Видя моё удивление, Оля по своему его поняла и перешла к другой стороне финансов…

– И личное материальное положение Гитлера…. с того времени… заметно улучшилось… Так уже в 1928 году он купил себе роскошную виллу в Берхтесгадене… до этого он снимал её на летние месяцы…

– Я там была… отличное место… это альпийский курорт в Баварии…, – пояснила мне Оля.

– Хозяйство в ней ведёт сводная сестра Гитлера – Ангеля Раубаль, вместе с двумя взрослыми дочерями…

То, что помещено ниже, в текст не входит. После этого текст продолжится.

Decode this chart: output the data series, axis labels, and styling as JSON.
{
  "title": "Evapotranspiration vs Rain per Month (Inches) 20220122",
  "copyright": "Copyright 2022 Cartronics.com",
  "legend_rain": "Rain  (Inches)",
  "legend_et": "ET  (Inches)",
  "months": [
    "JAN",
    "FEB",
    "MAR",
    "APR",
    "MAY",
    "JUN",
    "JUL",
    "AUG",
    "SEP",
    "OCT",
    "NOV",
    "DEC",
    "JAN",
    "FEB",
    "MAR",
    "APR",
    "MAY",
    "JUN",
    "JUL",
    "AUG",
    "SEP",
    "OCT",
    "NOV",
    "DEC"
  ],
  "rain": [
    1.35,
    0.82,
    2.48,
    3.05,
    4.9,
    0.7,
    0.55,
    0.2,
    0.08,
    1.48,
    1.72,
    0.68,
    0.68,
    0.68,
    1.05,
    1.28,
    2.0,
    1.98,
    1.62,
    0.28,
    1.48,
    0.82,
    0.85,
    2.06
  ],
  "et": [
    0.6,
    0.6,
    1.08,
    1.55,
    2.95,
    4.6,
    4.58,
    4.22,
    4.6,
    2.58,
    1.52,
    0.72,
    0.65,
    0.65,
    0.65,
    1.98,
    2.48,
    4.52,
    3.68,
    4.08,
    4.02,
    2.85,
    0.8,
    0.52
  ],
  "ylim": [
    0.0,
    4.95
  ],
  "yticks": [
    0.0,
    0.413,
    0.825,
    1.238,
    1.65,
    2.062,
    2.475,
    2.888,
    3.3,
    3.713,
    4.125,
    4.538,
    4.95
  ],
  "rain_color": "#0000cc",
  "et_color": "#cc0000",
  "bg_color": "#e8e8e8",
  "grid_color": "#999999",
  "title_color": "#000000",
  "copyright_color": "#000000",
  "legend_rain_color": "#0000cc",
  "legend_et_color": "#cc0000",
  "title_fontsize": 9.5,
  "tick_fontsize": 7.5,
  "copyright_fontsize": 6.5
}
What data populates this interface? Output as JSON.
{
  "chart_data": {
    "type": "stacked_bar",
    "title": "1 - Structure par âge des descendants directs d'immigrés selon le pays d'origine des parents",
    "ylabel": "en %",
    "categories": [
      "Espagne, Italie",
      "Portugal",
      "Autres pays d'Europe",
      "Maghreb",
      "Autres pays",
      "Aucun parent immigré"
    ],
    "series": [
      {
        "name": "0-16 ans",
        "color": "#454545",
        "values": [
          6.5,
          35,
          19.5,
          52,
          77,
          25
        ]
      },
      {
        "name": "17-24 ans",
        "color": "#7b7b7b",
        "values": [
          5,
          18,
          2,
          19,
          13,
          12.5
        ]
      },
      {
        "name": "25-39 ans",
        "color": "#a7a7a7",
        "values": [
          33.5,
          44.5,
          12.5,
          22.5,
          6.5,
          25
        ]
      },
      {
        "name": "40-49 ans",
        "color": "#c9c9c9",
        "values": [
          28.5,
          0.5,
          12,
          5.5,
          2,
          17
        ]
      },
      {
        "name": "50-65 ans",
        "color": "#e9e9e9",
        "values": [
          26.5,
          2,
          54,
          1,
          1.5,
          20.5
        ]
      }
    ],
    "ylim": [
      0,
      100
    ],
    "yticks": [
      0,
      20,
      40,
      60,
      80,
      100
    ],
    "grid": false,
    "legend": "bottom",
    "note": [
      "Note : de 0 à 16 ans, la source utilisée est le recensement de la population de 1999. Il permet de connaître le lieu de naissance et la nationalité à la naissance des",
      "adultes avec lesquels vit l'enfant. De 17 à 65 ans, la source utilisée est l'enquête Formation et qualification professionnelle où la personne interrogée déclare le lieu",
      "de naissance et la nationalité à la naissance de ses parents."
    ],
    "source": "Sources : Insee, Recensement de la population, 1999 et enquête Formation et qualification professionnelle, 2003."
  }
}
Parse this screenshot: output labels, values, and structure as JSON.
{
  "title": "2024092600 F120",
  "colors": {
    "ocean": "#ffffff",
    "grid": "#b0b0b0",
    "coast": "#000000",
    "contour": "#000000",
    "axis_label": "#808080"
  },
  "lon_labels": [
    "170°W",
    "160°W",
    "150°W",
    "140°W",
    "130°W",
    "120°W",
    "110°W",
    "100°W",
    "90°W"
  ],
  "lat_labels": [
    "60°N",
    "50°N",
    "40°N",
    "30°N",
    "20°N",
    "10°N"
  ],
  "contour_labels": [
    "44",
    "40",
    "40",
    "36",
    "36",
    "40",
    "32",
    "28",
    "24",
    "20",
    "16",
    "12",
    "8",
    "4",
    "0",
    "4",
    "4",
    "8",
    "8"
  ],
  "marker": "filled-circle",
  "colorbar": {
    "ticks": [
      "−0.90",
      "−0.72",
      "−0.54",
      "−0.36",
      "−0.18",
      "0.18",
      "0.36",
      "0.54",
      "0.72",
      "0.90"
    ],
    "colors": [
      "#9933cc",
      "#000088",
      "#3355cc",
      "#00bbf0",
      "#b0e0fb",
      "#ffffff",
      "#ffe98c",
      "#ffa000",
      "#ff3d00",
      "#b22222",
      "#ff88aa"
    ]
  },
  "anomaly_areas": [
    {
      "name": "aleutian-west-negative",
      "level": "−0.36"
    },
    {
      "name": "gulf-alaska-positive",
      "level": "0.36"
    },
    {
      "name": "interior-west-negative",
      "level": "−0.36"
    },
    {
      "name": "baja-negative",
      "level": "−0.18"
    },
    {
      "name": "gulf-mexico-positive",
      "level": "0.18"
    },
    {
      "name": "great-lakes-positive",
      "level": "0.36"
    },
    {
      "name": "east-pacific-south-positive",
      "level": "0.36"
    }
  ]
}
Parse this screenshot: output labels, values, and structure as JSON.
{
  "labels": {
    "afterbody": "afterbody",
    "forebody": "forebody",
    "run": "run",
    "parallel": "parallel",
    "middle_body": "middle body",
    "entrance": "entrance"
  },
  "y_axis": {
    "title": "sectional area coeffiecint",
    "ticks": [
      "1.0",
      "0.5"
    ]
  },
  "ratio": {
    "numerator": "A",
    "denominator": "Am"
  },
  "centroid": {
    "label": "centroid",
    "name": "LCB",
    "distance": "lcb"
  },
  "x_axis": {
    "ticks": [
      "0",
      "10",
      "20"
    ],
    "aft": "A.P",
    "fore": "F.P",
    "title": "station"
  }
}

– У Гитлера есть личный шофер – единственный человек, посвященный в его амурные дела …

– Обычно – это кратковременные связи…, – с сожалением сказала Оля, как мне показалось, и продолжила свои сплетни:

– У Гитлера появились средства нанять и слуг для своей городской квартиры…

– Роскошные апартаменты… из девяти комнат на мюнхенской площади Принцрегентплац, – со вздохом и нотками зависти описала их Оля.

– Там… он поселил дочь своей сестры – 20-летнюю Гели … и сделал ее своей любовницей…, – огорошила меня тогда Оля, продолжив:

– Я с ней знакома… милая девочка… мне она как то рассказывала, что дядя Альф, – так она зовёт Гитлера… не даёт ей житья своей ревностью… да к тому же требует от нее невыполнимого…

Тут я слегка напрягся, представляя дикие желания Гитлера в стиле оргий Калигулы, но Олино продолжение у меня вызвало смех…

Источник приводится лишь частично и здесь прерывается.